The yield on the 10-year Treasury note has traded below the yield on the 2-year note. But the underlying fundamentals of the economy are generally sound. Could we “talk ourselves” into recession?
Does Inversion of the Yield Curve Signal Imminent Recession?
The financial media is abuzz with the news that the yield on the 10-year Treasury security has traded below the yield on the 2-year security. In the past, this inversion has been a reliable indicator of recession (top chart). Is a downturn looming?
We addressed this issue in a report we wrote in March when the yield on the 10-year note fell below the yield on the 3-month T-bill. At the risk of making the mistake of claiming that “it’s different this time,” the yield curve at present may not be quite as reliable as a recession predictor as it has been in the past. As we wrote in our March report, the purchases of Treasury securities that the Fed undertook as part of its quantitative easing (QE) program collapsed the term premium on long-dated Treasury securities (middle chart). The Fed is still holding over $2 trillion of Treasury securities on its balance sheet, so the yield on the 10-year note at present is arguably ¼ percentage point to maybe as much as ½ percentage point lower than it otherwise would be. In other words, the yield curve may not be inverted at present if not for the Fed’s QE purchases.
In our view, the underlying fundamentals of the economy are reasonably sound. The balance sheets of the household, non-financial and financial sectors are generally in good shape, and financial conditions are not overly restrictive. That said, the Bloomberg financial conditions index indicates that financial conditions have tightened somewhat recently (bottom chart). True, financial conditions are not as tight as they were at the end of last year, not to mention in the months leading up to the financial crisis. But the stock market (as measured by the S&P 500) has moved lower over the past week or so, after reaching an all-time high in late July, and corporate bond spreads have widened somewhat in recent days.

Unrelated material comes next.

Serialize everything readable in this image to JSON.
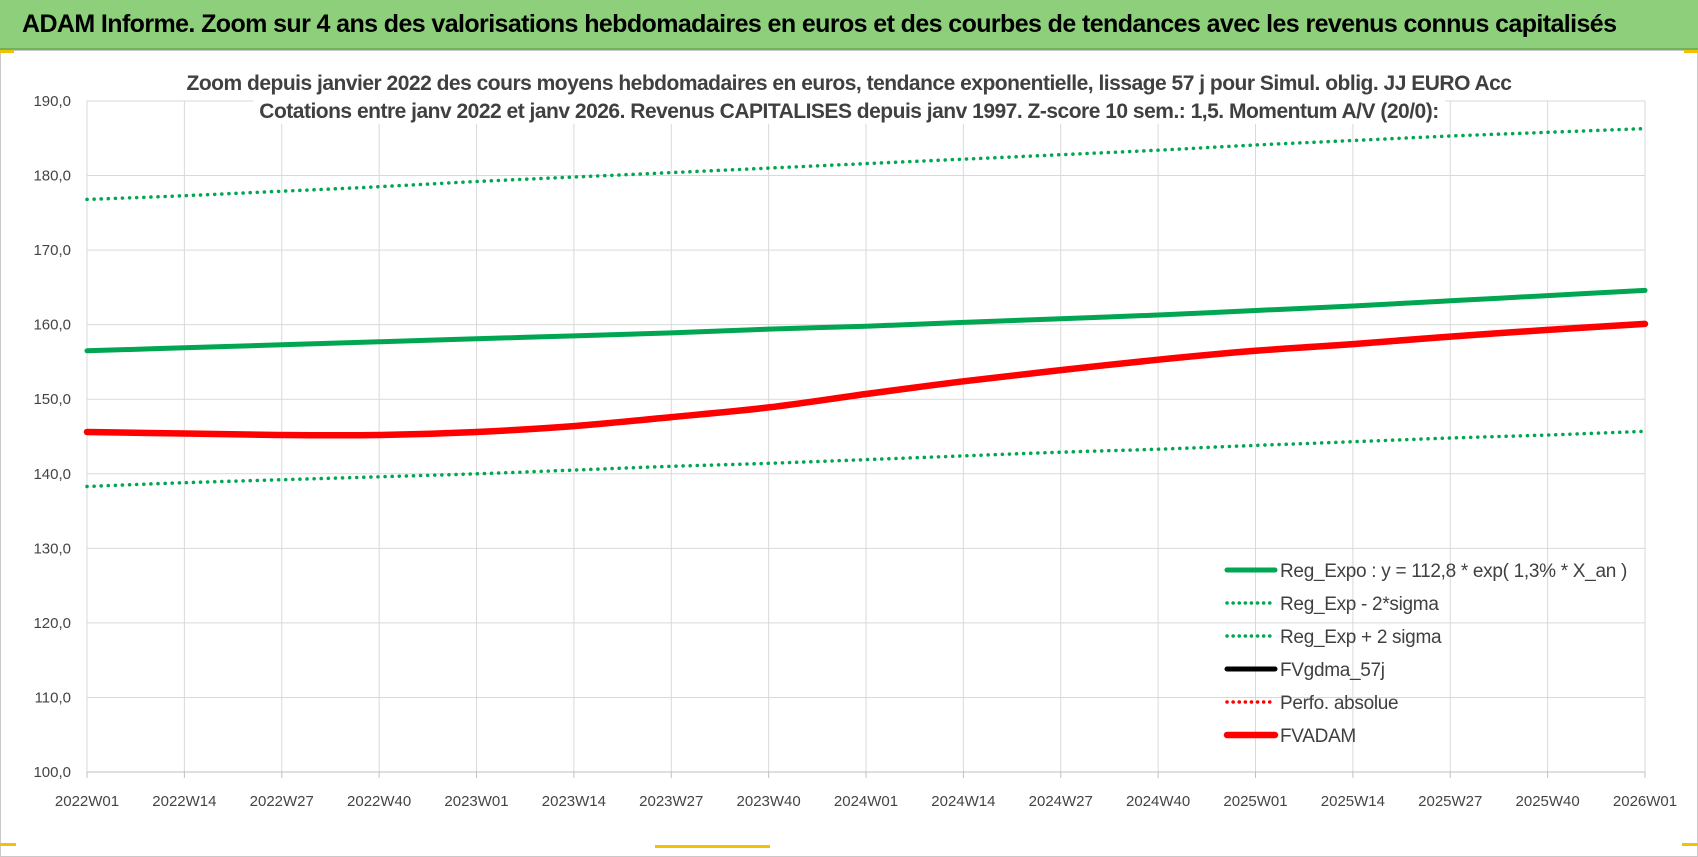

But there is plenty of uncertainty in the air. There are ongoing trade tensions between the United States and China, and the protests in Hong Kong could potentially lead to military intervention by China. The United Kingdom could crash out of the European Union on October 31. These uncertainties could potentially weaken business fixed investment spending even further. If businesses also start to pare payrolls—there is no evidence to suggest that they are doing so at present—consumer spending, which has been strong, could also weaken.
We currently forecast that the economic expansion, which is now in its 11th year, will continue through at least the end of next year. (See our Monthly Economic Outlook for details.) But we readily acknowledge that the uncertainty noted above clouds the outlook. We could conceivably end up “talking ourselves” into a recession. In the immortal words of President Franklin D. Roosevelt “the only thing we have to fear is fear itself.”